1 kit containing 3 components
Absence of 5′ and 3′ exonucleases, endonucleases, and nicking activities tested according to the current Quality Control procedures.
Oligonucleotides are enzymatically labeled at their 3′ end using terminal transferase by incorporation of a single digoxigenin-labeled dideoxyuridine-triphosphate. Another way to label oligonucleotides is the addition of a longer nucleotide tail. For the generation of tailed oligonucleotide probes, deoxynucleotides triphosphates are used in a template independent reaction.
One unit is the enzyme activity that incorporates 1 nMol dTMP into acid-insoluble products within 30 minutes at +37 °C under assay conditions using d(pT)6 as primer. Unit assay conditions: 200 mM Potassium cacodylate, 1 mM CoCl2, 1 mM dTTP, 0.1 OD d(pT)6, 6.25 pmol 3H dTTP in a 120 μl reaction volume.
Unit Assay: Unit assay conditions: 200 mM Potassium cacodylate, 1 mM CoCl2, 1 mM dTTP, 0.1 OD d(pT)6, 6.25 pmol 3H dTTP in a 120 μl reaction volume.
Volume Activity: 400 U/μl
- Double- or single-stranded DNA fragments
- Double- or single-stranded oligonucleotides
Working solution: Standard Tailing reaction with radioactive nucleotides
Preparation of CoCl2 working solution
Add in a sterile vial 10 μl double dist. water and 15 μl of the supplied 25 mM CoCl2 solution: Final concentration: 15 mM
Preparation of radioactive labeling mix
dATP and dTTP labeling mix: mix 1 Vol. of a 2.5 mM dATP or dTTP solution with 15 volumes of double-distilled water and 4 volumes of α-32P-dATP or α-32P-dTTP (800 Ci/mmol, approx. 30 TBq/mmol).
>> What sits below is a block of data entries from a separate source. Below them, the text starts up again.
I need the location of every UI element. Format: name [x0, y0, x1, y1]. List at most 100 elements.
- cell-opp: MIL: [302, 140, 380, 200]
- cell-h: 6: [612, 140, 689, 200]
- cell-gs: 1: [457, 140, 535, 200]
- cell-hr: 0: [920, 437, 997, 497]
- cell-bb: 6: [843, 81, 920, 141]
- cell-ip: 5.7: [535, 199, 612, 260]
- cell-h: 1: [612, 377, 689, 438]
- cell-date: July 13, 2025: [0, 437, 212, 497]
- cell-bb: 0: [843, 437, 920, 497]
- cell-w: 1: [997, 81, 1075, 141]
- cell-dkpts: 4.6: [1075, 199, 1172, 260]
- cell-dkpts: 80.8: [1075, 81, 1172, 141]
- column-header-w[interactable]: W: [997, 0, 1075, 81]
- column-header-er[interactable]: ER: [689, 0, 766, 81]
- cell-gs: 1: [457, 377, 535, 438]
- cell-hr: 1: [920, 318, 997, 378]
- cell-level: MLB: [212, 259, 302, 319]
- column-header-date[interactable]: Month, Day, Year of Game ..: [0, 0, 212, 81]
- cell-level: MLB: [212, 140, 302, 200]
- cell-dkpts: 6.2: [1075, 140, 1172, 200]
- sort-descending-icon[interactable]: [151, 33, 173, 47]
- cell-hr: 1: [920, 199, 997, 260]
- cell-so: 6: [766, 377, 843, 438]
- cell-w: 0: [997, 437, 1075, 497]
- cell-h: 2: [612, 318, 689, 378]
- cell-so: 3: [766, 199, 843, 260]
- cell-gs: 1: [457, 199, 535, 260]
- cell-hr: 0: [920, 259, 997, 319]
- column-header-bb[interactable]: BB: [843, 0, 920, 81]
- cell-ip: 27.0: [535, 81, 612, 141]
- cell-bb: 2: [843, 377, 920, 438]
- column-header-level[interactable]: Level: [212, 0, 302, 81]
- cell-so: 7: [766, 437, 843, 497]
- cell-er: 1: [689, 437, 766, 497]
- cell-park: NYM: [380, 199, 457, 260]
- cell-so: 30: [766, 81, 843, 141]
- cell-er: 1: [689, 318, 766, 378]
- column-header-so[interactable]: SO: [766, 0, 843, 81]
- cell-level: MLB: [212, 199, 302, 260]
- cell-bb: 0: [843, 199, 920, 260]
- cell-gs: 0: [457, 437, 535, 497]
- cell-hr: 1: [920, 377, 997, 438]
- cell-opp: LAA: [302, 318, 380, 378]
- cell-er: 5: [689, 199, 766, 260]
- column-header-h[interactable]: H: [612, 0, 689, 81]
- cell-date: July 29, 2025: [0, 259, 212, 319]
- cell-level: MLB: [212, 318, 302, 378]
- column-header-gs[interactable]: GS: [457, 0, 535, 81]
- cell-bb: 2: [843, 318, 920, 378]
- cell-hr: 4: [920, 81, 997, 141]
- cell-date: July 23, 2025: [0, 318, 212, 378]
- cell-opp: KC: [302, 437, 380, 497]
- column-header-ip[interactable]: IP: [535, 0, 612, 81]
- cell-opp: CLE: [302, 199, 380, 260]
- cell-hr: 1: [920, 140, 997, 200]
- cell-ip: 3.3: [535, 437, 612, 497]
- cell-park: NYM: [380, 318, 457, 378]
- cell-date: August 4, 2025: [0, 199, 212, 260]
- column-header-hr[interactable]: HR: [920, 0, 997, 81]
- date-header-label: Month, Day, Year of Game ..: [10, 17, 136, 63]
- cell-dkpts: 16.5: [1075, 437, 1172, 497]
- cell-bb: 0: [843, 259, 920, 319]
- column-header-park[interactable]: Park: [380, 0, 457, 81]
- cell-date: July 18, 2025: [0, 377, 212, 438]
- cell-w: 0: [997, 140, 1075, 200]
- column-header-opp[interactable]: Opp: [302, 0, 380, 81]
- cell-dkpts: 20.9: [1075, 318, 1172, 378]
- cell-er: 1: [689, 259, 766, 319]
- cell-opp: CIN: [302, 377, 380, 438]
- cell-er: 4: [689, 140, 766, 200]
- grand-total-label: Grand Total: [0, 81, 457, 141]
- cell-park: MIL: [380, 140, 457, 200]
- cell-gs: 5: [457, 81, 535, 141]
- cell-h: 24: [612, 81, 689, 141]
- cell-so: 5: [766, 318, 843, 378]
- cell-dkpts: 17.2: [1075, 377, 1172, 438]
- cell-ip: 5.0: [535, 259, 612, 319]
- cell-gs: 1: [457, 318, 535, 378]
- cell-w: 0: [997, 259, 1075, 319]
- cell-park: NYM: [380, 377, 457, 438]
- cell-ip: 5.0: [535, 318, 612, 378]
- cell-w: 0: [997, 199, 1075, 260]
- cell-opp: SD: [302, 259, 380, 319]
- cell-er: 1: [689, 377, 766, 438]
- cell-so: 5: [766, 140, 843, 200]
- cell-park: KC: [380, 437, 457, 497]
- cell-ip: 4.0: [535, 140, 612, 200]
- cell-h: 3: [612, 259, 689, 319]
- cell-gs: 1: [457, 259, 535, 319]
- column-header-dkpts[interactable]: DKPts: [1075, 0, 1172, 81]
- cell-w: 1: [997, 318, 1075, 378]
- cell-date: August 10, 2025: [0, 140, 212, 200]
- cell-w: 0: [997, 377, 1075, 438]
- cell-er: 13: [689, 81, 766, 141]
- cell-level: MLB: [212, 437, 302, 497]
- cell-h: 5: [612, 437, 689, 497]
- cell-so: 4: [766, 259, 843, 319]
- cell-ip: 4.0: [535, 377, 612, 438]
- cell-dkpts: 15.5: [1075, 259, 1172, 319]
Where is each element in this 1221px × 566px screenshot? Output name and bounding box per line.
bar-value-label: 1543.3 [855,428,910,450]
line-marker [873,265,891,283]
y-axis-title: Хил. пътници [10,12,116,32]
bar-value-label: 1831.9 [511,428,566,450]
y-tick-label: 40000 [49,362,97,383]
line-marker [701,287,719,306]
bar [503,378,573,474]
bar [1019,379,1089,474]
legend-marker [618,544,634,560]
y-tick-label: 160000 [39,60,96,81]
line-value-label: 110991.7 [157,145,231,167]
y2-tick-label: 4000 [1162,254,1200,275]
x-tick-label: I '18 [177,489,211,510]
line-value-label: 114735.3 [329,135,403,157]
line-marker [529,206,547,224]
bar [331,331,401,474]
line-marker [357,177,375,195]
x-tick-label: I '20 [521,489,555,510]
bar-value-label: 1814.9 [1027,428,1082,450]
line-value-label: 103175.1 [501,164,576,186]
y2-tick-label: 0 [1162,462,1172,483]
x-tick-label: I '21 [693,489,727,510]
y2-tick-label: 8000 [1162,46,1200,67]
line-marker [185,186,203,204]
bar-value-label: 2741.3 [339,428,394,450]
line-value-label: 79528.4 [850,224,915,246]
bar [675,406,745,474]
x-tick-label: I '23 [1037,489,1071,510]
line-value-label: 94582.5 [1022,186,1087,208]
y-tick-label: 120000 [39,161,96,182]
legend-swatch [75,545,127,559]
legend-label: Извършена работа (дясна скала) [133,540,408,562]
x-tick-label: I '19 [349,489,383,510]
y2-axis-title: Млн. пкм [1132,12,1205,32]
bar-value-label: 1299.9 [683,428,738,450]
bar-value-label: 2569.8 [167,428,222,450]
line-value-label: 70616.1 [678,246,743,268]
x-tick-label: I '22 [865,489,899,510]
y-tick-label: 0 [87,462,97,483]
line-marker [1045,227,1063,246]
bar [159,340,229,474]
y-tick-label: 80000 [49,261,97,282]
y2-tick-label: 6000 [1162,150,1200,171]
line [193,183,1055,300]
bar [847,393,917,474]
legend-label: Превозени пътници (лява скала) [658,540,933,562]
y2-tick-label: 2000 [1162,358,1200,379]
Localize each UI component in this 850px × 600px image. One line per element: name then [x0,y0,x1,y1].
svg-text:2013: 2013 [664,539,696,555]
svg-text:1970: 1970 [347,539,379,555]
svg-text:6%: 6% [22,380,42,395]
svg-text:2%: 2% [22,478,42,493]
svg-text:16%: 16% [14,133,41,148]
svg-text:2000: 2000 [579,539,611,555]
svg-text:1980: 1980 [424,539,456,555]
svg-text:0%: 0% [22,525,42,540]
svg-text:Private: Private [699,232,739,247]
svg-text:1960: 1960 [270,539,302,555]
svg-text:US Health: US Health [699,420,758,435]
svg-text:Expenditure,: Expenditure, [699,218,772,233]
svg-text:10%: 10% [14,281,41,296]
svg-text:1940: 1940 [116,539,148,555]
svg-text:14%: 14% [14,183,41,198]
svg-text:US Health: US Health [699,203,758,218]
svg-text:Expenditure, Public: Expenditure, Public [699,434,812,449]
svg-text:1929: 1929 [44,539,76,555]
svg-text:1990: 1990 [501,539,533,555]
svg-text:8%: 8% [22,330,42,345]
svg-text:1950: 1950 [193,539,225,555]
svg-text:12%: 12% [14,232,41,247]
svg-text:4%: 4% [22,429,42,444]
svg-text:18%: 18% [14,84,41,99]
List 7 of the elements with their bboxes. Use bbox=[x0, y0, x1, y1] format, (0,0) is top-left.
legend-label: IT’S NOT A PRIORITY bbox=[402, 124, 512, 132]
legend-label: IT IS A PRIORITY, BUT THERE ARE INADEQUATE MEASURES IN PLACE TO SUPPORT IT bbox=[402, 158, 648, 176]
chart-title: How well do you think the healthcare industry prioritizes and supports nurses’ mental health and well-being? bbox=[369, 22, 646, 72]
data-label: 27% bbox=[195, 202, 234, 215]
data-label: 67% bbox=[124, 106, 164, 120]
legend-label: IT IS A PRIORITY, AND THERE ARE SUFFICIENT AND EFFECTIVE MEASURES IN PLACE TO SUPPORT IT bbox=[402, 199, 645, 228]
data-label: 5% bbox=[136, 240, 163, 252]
dGTP and dCTP labeling mix: mix 1 volume of a 2 mM dGTP or dCTP solution with 15 volumes of double-distilled water and 4 volumes of α-32P-dGTP or α-32P-dCTP (800 Ci/mmol, approx. 30 TBq/mmol)
For general laboratory use. Double-stranded DNA may have either blunt-, 3′-protruding, or 5′-protruding ends. However, 3′-protruding ends lead to the highest incorporation rates.TdT requires an oligonucleotide of at least three bases as a primer, and single-stranded DNA is tailed more efficiently than double-stranded.